Page 239 - Problem Agraria, Sistem Tenurial Adat, dan Body of Knowledge Ilmu Agraria- Pertanahan (Hasil Penelitian Sistematis STPN 2015)
P. 239
Pengakuan Penguasaan dan Pemanfaatan Tanah dalam ... 221
Sejak terbitnya TGHK 1982 dapat dikatakan bahwa hampir seluruh
wilayah Kalteng merupakan kawasan hutan, hanya dilakukan di atas
kertas dan cenderung arogan, karena tanpa dilakukan survei, inventarisasi
dan idenditifasi secara benar di lapangan. Keterlanjuran menyatakan
Kalteng sebagai kawasan hutan merupakan suatu kesalahan pemegang
kebijakan saat itu. Sejatinya penunjukan kawasan hutan harus mengakui
dan mengakomodasi keberadaan masyarakat adat di dalamnya, dengan
mendelineasi dan mengeluarkannya dari kawasan hutan sejak dini adalah
sebagai hak hukum dan kepentingan masyarakat adat Dayak. Terdapat
ratusan desa di Kalteng yang berada di dalam kawasan hutan. Dengan
demikian, sudah barang tentu hak-hak masyarakat dalam desa tersebut
tidak dapat dimiliki seperti masyarakat lainnya yang berada di luar kawasan
hutan. Padahal, mereka tinggal secara turun temurun menggarap dan
mengembangkan daerahnya secara adat untuk memenuhi hajat sebagai
rantai kehidupan secara komunal sebagai satu kesatuan masyarakat adat
Dayak.
Tanah benar-benar belum menjadi milik petani, tetapi milik otoritas
kehutanan. Wilayah tanah adat (milik komunal dan atau milik perorangan)
yang diperoleh masyarakat berdasarkan jerih payahnya melakukan
pembukaan hutan primer (termasuk yang sudah dialihkan) yang dilindungi
UUD 1945 dan peraturan perundangan lainnya, berpotensi menjadi sumber
konflik berkepanjangan antara masyarakat adat dengan pemerintah,
dinyatakan bahwa pengukuhan kawasan hutan diselenggarakan oleh Menteri
(dalam hal ini Menteri Kehutanan).

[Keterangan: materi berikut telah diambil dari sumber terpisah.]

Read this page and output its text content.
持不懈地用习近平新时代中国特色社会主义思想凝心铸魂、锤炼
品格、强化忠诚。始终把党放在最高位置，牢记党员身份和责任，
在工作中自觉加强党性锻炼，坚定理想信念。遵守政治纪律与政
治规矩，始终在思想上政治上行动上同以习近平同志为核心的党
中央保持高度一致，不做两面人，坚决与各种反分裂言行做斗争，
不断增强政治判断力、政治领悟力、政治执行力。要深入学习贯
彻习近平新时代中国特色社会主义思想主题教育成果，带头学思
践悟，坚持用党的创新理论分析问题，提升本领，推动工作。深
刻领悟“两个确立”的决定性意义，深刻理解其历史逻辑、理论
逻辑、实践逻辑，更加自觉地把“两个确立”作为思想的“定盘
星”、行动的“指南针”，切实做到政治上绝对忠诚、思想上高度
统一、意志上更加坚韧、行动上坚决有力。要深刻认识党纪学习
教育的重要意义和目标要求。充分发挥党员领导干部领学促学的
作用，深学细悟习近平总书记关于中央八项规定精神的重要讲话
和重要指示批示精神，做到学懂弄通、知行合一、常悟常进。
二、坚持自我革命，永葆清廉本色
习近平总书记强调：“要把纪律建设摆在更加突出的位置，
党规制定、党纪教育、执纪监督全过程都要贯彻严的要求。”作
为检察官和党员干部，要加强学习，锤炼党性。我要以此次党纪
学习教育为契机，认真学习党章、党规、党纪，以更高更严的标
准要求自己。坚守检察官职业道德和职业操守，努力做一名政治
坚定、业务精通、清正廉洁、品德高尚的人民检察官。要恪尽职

Dengan ketentuan ini maka kewenangan
penetapan kawasan hutan hanya berada ditangan Menteri Kehutanan, bukan
ditangan pemerintah (pusat).
Penafsiran tersebut dipertegas dalam Surat Menteri Kehutanan Nomor
S.426/Menhut-VII/2006, Perihal Penjelasan Menteri Kehutanan tentang status
Kawasan Hutan antara lain :
Poin 5. Dalam Pasal 1 angka 3 UU Nomor 41 Tahun 1999 dijelaskan bahwa
Kawasan hutan adalah wilayah tertentu yang ditunjuk dan atau ditetapkan oleh
Pemerintah untuk dipertahankan keberadaannya sebagai hutan tetap.
Poin 6. Berdasarkan pengertian di atas dapat disimpulkan bahwa meskipun
suatu kawasan hutan belum ditata batas dan ditetapkan oleh pemerintah,
statusnya adalah kawasan hutan.
Poin 9. Menyikapi hal tersebut pada butir 6 di atas, dengan ini kami
sampaikan bahwa: a) Wilayah-wilayah tertentu yang telah ditunjuk oleh
Menteri Kehutanan sebagai kawasan hutan dan dipertahankan keberadaannya
sebagai hutan tetap adalah secara legal sudah merupakan kawasan hutan.
b) Meskipun kawasan tersebut belum ditata batas, namun pemanfaatan dan
penggunaan di atas kawasan tersebut sudah mempunyai akibat hukum yang
terikat dengan peraturan perundangan yang berlaku.